Despite these struggles, Imhoff thinks the extra barriers that she had to endure have made her a stronger, more empowered athlete.

“At a young age, I learned that I had to get my teammates’ respect before they would allow me to play,” she said. “Sports give athletes a safe space. However, I had to create that safeness for myself — it wasn’t just given to me. Sports have allowed me to become self-empowered and prideful of being Black and a woman.”

In athletics, the extra steps required of underrepresented women inform the work that’s yet to be done. Imhoff highlights a possible solution for the lack of diversity in lacrosse, specifically, that children of all backgrounds should be able to get a sports education.

“Economically speaking, lacrosse is an expensive sport to play because of the pricey equipment and thus, excludes a majority of people from participating,” she said.

Third-year Solace Porter, who is also on the women’s lacrosse team, is thankful for the opportunity that Oberlin Athletics has given her to build her self-confidence and sense of worth.

“Being POC in a majority white space, there is no one to look up to that you can relate to, and even in spaces like Oberlin where [diversity, equity, and inclusion] is supposed to be really important, there is still a cultural difference,” Porter wrote in an email to the Review. “But despite all this, having the Black Student-Athlete Group as a resource of like-minded and talented Black athletes is great. I have formed connections with former Black Oberlin athletes who have assisted me in securing internships, and I have been offered mentorship from current athletes.”

According to Porter, it is imperative that Oberlin students become more active in their support for Black students, especially Black women whose unique experiences often get ignored or go unsaid.

“As one of the few Black lacrosse players, I not only play lacrosse because I love the sport, but I play for young girls who look like me and who deserve the opportunity to play,” she wrote.

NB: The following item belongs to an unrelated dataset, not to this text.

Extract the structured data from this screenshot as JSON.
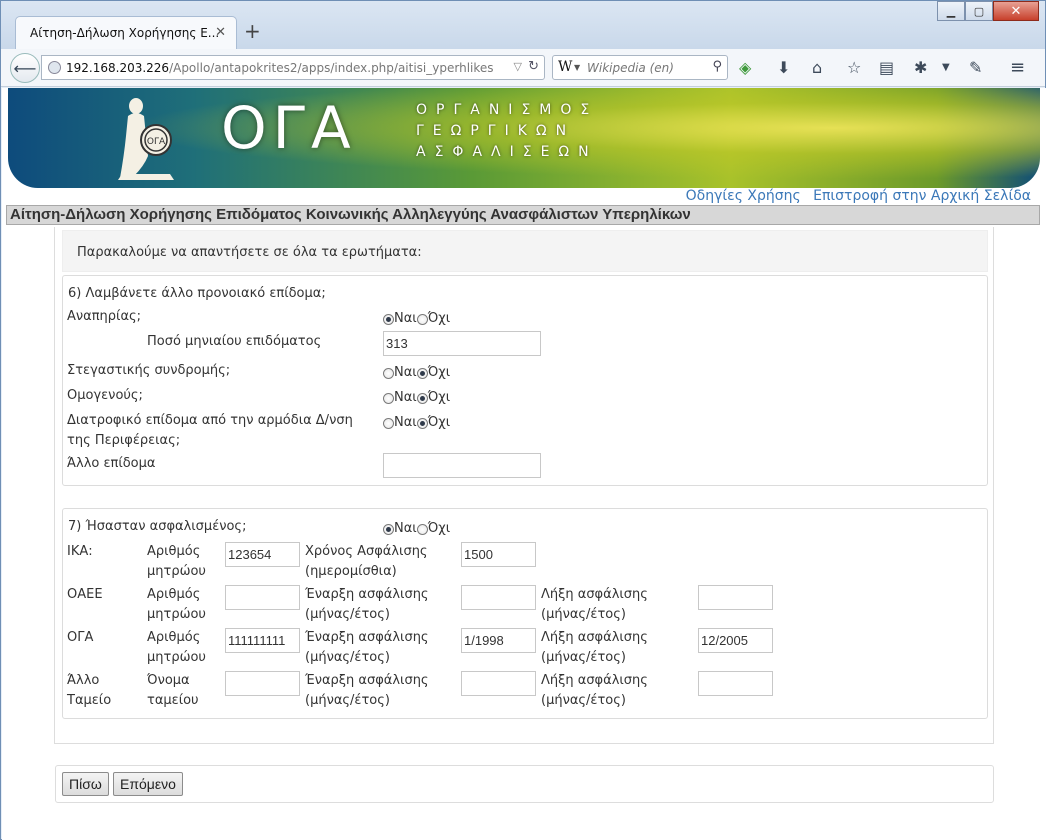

Second-year women’s lacrosse player Emilie Jones thinks that the sense of togetherness among a community of strong women is of the utmost importance. As a white athlete, she acknowledges the privilege of her experience as a white person in sports — having been able to transcend certain stereotypes and create confidence for herself without the scrutiny of fellow women.

“Sports gave me a sense of confidence and empowerment, and a community who defied that timid aspect that is sometimes pushed onto women,” Jones said. “Being in athletics gives me so much power and confidence, and has made me a stronger, better person, more myself than I ever had been.”